- Automakers and their financial partners face a challenging future as the off-lease vehicle pool shrinks.
- In 2021, new-car leasing rates fell from one in three to one in six, reducing the number of buyers as leases end.
- Certified pre-owned cars will also see a reduction in supply as fewer lessees turn in vehicles to dealers.
After years of pandemic-inflicted troubles for the automotive industry, the new car market finally seems to be stabilizing, with dealer inventories rising and some semblance of stability on the horizon. However, dealers may have to navigate some choppy waters ahead as yet another knock-on effect from those pandemic years comes knocking.
The number of lease turn-ins—crucial for new vehicle sales, certified pre-owned programs, and customer retention—will plummet. If automakers and their financial partners cannot figure out how to handle this, the effects are expected to be felt for at least the next two years.
Read: The Fastest And Slowest Selling Car Brands In The US
According to Tyson Jominy, vice president of data and analytics at J.D. Power, the used-vehicle supply won’t return to 2023 levels until the end of the decade. Speaking to Autonews, he said, “We had fewer leased vehicles in 2021, so we have fewer people coming back in 2024, which means that in 2027, we still will not be back to normal,” Jominy explained.
This shortfall risks losing loyal customers who typically move seamlessly from one lease to the next, potentially impacting future sales.
In 2021, leasing rates went from one in three to one in six. The cause was increased demand, in part thanks to stimulus checks, which saw more buyers looking to buy a new car. However, with low dealer inventories across the country, the kind of incentives that would typically push a new car buyer into a lease just weren’t to be found.
Additionally, interest rates were kept high as a means of combating inflation. This meant that new car leases were more expensive, making such options less appealing.

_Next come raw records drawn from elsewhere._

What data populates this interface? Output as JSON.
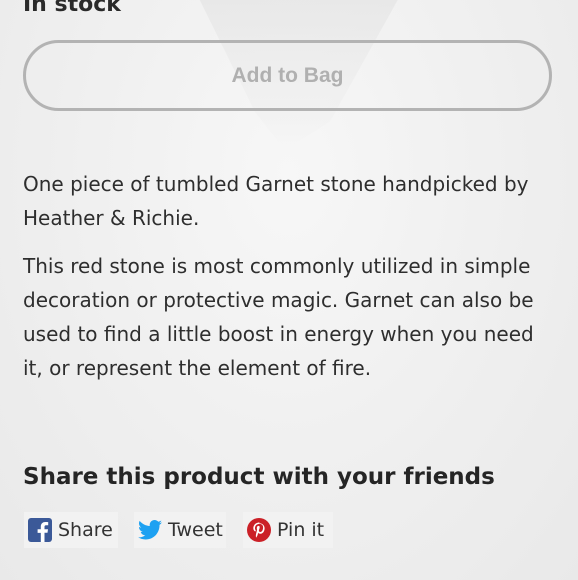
{
  "product": {
    "stock_status": "In stock",
    "add_to_bag_label": "Add to Bag",
    "description_paragraphs": [
      "One piece of tumbled Garnet stone handpicked by Heather & Richie.",
      "This red stone is most commonly utilized in simple decoration or protective magic. Garnet can also be used to find a little boost in energy when you need it, or represent the element of fire."
    ]
  },
  "share": {
    "heading": "Share this product with your friends",
    "buttons": [
      {
        "label": "Share",
        "icon": "facebook-icon",
        "color": "#3b5998"
      },
      {
        "label": "Tweet",
        "icon": "twitter-icon",
        "color": "#1da1f2"
      },
      {
        "label": "Pin it",
        "icon": "pinterest-icon",
        "color": "#cb2027"
      }
    ]
  },
  "colors": {
    "button_border": "#b3b3b3",
    "button_text": "#b0b0b0",
    "body_text": "#2e2e2e"
  }
}
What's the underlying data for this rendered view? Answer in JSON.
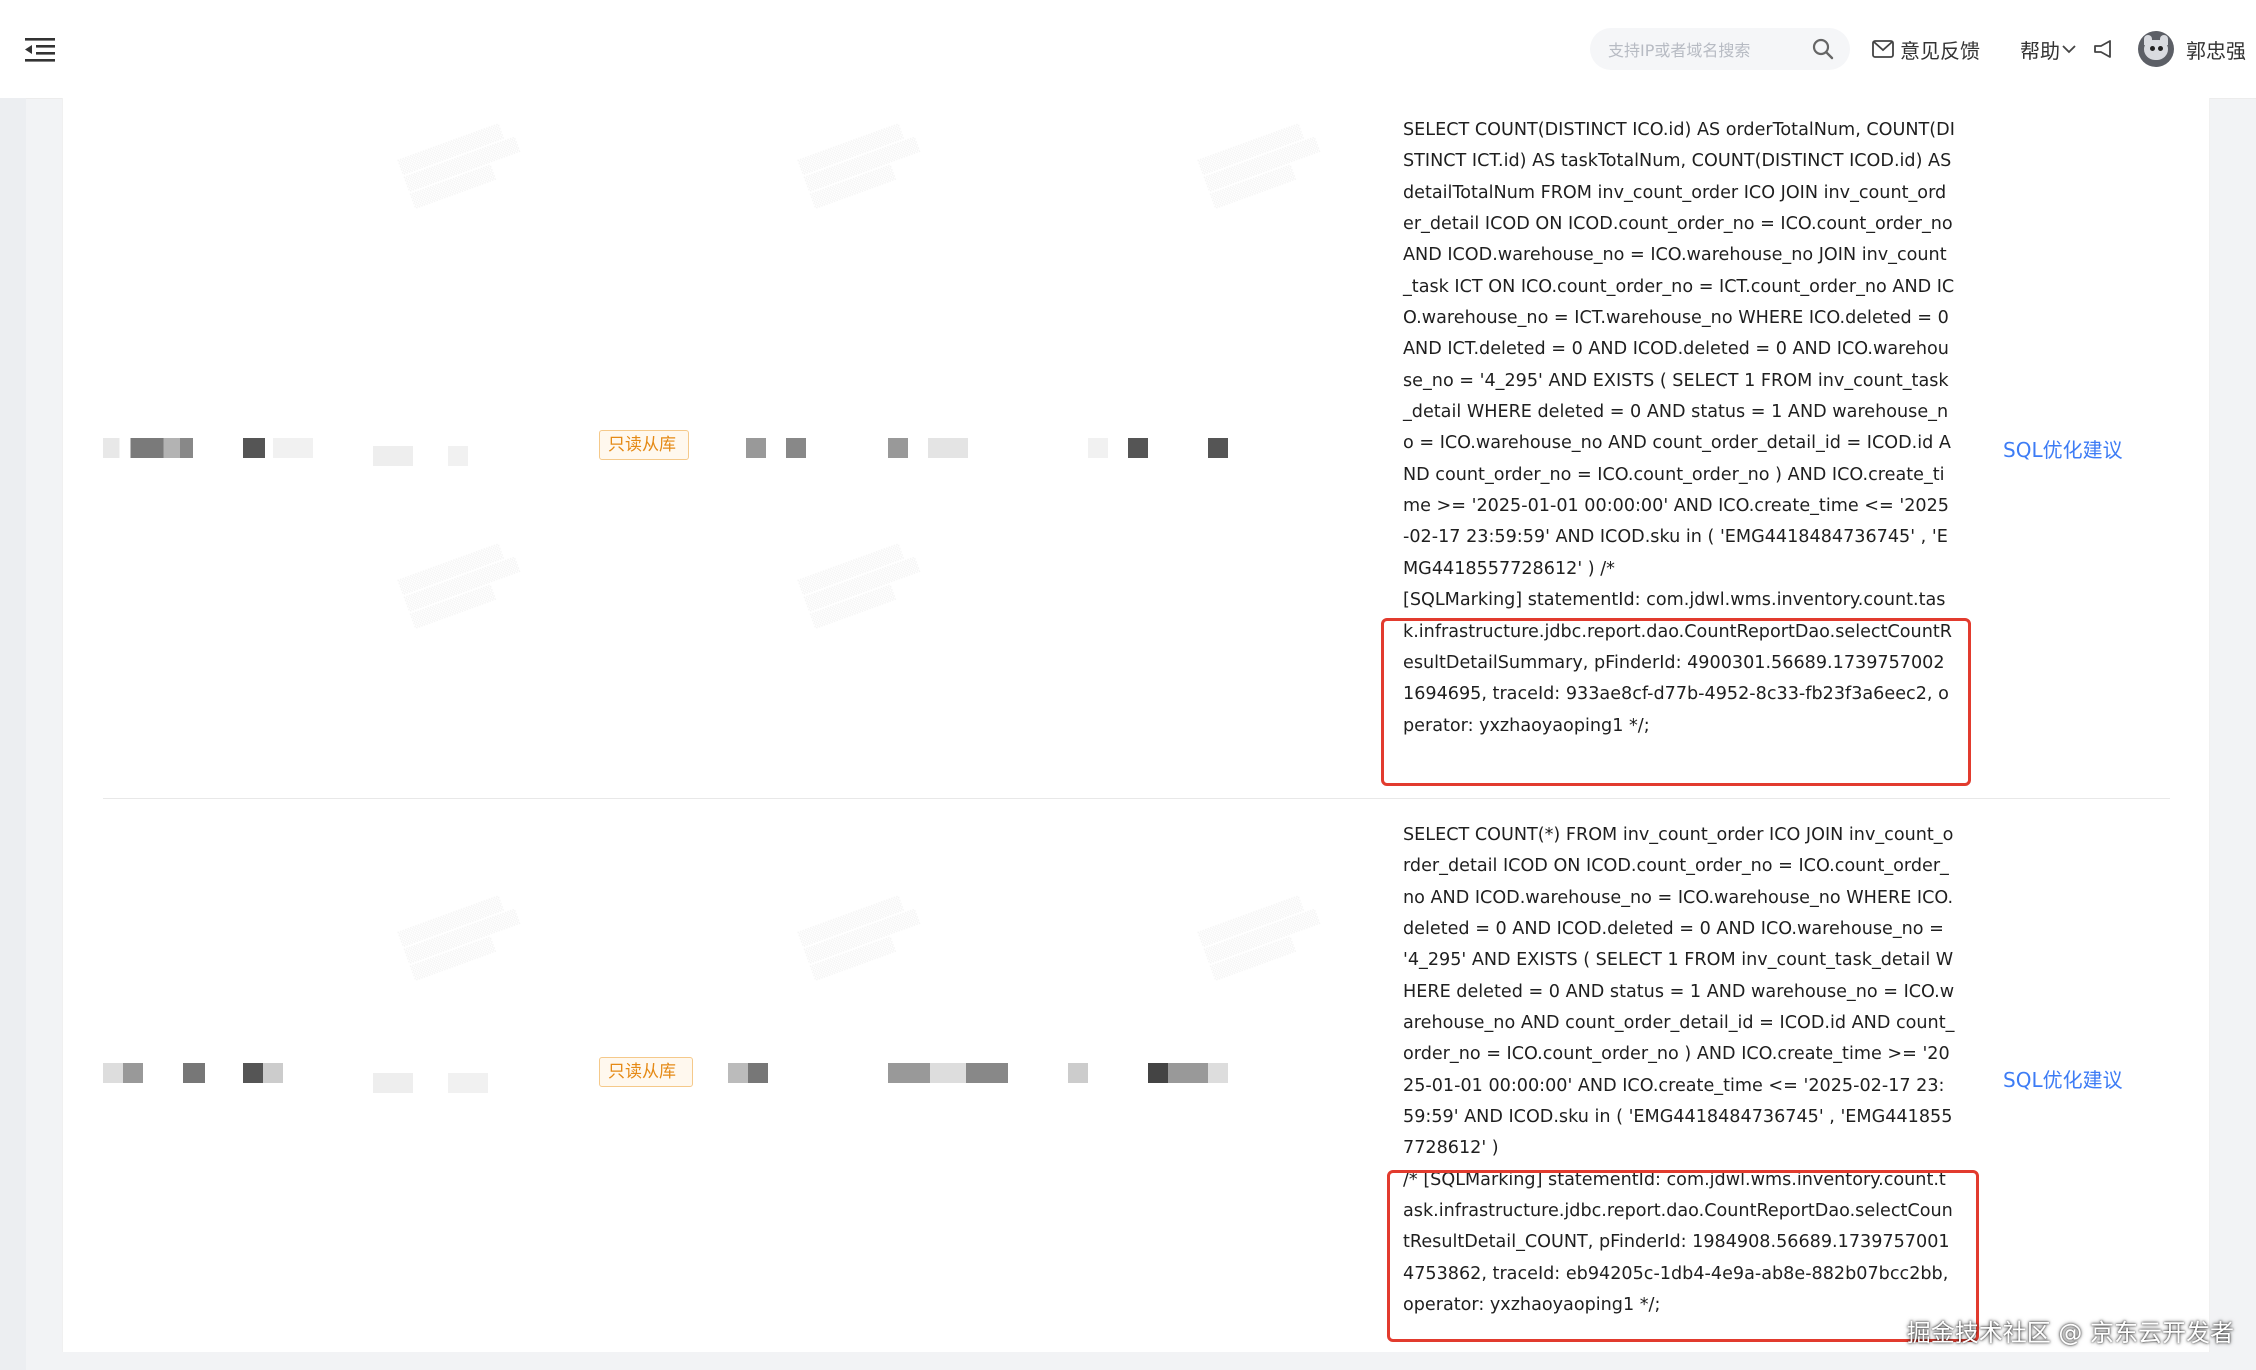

The final nail in the coffin for leases was the increased residual value of used cars in 2021.
Thanks to the low inventories at dealer lots and high demand for vehicles, lessees looking for new cars couldn’t find the same kind of deals they’d availed of previously, prompting them to buy their vehicles outright or resell them for profit.
A combination of these factors has meant that the usual lessee course has been broken—something that dealers have used as a predictable three-year cycle for sales, with the biggest impact expected in 2025. The decline in lease turn-ins will also significantly affect the used-vehicle market, particularly the certified pre-owned sector.
“Three-year-old off-lease vehicles are the backbone of the used-car market,” noted J.D. Power’s Jominy. Although used-vehicle prices are expected to fall as the industry unwinds from the COVID-19 supply chain issues, the shortage of lease turn-ins will help support the bottom of the market, preventing prices from dropping too drastically.
Read: Used EVs Are Now Cheaper Than Used ICE Cars
A restricted supply of lease turn-ins will directly lead to a shortage of vehicles available for certification, impacting profitability. As the auto industry navigates this challenging period, finding strategies to re-engage lessees and stabilize lease turn-ins will be crucial.
The sector’s ability to adapt and innovate in response to these supply chain dynamics will determine its resilience and success in the coming years.